Database normalisation is an approach to designing databases which was introduced by Edgar F. Codd in the 1970s. Certain databases, known as relational databases, allow data to be stored in separate groups. Each group is commonly called a table. To provide useful information, these groups are connected to each other. For example, students could be stored in one group, and classes in another group. To show that a student is enrolled in a class, a "relationship" is established from one group to the other. A student could have a relationship to many classes, each of which he or she would be enrolled in, while a class would have a relationship to many students.

A traditional alternative is the "flat file database", where all of the data is grouped together like in a spreadsheet. The problem with flat file databases is that they can have a lot of blank spaces and there is a lot of information that has to be repeated for each entry. This means that the database is bigger than it has to be, and it makes it more likely that the database will contain mistakes. Relational databases, by breaking the data into groups, reduce the chance of mistakes happening and does not take up any more space than necessary. But for it to work it needs to be well designed.

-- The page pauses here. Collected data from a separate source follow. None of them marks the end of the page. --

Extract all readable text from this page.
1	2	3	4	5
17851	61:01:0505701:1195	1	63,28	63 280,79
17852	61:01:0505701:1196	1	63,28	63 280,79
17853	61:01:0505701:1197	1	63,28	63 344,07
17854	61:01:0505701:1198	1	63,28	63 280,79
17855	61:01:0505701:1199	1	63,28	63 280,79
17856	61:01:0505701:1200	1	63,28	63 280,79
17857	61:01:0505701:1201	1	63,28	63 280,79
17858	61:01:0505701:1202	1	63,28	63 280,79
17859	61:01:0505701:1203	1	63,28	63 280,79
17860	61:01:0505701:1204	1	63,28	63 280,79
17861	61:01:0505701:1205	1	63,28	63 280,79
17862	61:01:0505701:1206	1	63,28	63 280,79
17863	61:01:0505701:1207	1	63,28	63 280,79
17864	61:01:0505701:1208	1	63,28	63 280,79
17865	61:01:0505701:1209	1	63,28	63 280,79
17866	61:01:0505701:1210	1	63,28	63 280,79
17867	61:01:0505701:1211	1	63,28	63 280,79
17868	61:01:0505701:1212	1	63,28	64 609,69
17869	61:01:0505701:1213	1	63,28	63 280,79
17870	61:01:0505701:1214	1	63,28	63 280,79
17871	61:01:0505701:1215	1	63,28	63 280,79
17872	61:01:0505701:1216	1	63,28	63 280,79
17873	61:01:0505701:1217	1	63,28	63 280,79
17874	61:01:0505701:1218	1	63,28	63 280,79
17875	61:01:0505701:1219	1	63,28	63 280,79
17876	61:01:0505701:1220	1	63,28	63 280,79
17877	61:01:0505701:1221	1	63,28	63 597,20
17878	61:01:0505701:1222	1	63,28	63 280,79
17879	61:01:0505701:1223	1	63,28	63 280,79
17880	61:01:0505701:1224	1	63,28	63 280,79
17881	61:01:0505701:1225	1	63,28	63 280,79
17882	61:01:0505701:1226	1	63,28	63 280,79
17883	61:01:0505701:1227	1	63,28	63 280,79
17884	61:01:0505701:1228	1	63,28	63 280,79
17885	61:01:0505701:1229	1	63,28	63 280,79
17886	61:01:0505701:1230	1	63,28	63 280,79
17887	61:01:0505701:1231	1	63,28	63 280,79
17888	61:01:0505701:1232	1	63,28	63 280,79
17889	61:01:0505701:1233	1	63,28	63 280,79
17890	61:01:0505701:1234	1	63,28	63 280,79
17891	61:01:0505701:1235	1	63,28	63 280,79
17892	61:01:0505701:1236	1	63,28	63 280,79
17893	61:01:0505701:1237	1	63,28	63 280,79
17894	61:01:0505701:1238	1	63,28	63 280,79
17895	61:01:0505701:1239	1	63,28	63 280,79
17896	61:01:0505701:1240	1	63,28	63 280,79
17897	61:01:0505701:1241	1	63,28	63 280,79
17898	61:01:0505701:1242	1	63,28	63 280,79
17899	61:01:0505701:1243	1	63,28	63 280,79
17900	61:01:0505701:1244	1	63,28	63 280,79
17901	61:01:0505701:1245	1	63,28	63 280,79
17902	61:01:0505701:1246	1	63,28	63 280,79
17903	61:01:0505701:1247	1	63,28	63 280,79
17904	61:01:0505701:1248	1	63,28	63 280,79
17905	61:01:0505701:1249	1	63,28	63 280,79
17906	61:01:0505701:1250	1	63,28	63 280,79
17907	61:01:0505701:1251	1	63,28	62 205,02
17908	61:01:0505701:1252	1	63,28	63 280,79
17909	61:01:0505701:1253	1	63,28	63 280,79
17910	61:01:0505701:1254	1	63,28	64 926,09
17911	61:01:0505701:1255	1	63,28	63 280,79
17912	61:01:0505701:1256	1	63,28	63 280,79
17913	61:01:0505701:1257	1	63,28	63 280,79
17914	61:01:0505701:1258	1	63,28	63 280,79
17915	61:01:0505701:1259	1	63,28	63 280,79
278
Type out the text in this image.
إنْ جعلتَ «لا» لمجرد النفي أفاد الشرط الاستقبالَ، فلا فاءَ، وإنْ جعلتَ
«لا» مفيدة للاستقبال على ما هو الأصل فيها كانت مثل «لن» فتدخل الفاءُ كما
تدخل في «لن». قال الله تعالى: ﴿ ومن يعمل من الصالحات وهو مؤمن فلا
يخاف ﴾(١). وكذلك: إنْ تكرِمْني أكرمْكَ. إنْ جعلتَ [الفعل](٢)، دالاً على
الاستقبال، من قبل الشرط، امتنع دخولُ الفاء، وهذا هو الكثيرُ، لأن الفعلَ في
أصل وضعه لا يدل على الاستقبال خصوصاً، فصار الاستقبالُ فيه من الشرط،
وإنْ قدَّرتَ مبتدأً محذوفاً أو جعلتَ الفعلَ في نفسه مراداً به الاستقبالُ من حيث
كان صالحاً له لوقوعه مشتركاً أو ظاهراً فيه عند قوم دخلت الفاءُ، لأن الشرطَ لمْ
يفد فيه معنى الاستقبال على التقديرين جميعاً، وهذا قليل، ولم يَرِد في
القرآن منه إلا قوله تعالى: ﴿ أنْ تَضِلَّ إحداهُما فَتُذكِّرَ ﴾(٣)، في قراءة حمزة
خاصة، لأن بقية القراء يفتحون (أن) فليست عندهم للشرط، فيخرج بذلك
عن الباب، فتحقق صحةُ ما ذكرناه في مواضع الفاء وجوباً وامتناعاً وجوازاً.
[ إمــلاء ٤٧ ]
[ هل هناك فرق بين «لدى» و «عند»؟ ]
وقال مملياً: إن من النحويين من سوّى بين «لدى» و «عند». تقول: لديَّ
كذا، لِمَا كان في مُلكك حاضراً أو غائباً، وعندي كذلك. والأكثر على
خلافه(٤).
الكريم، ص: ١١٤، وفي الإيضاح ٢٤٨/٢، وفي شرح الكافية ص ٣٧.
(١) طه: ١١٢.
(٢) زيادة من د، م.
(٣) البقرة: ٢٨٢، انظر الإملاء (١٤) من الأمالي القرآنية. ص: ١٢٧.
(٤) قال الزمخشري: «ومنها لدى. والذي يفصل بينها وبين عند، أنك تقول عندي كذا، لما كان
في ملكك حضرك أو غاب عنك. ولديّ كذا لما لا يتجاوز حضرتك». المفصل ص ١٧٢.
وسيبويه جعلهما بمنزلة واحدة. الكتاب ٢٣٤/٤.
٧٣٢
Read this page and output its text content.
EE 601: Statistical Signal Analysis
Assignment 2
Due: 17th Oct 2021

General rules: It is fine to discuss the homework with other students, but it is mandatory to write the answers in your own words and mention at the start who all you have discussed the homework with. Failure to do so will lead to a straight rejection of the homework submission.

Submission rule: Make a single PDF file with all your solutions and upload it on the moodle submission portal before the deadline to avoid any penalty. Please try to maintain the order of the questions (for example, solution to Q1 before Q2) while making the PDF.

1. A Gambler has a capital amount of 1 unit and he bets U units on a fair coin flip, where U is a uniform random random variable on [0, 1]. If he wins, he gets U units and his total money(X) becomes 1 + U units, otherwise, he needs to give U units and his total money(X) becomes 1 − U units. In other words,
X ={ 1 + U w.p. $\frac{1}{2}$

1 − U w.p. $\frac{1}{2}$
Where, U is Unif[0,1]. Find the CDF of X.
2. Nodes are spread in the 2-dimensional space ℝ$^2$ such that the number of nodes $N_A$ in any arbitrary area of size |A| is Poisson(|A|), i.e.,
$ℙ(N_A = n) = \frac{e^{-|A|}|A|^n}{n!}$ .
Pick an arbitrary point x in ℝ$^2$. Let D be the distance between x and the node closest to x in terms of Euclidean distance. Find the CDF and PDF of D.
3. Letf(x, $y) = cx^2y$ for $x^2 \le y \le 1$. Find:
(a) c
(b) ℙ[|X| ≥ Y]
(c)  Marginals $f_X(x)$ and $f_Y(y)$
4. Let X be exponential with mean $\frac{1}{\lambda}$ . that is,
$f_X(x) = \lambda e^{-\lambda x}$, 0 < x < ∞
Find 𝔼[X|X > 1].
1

Database normalization is a method of designing good relational databases. There are several "normal forms", each of which have rules which the database should be designed to meet. Codd originally specified three sets of criteria that different databases must meet: first, second and third normal form.

If a relation (or "database table") meets a certain normal form, it is not vulnerable to certain modifications, that will affect data integrity. The drawback of meeting such a set of criteria is usually that querying certain data from the database will become more difficult.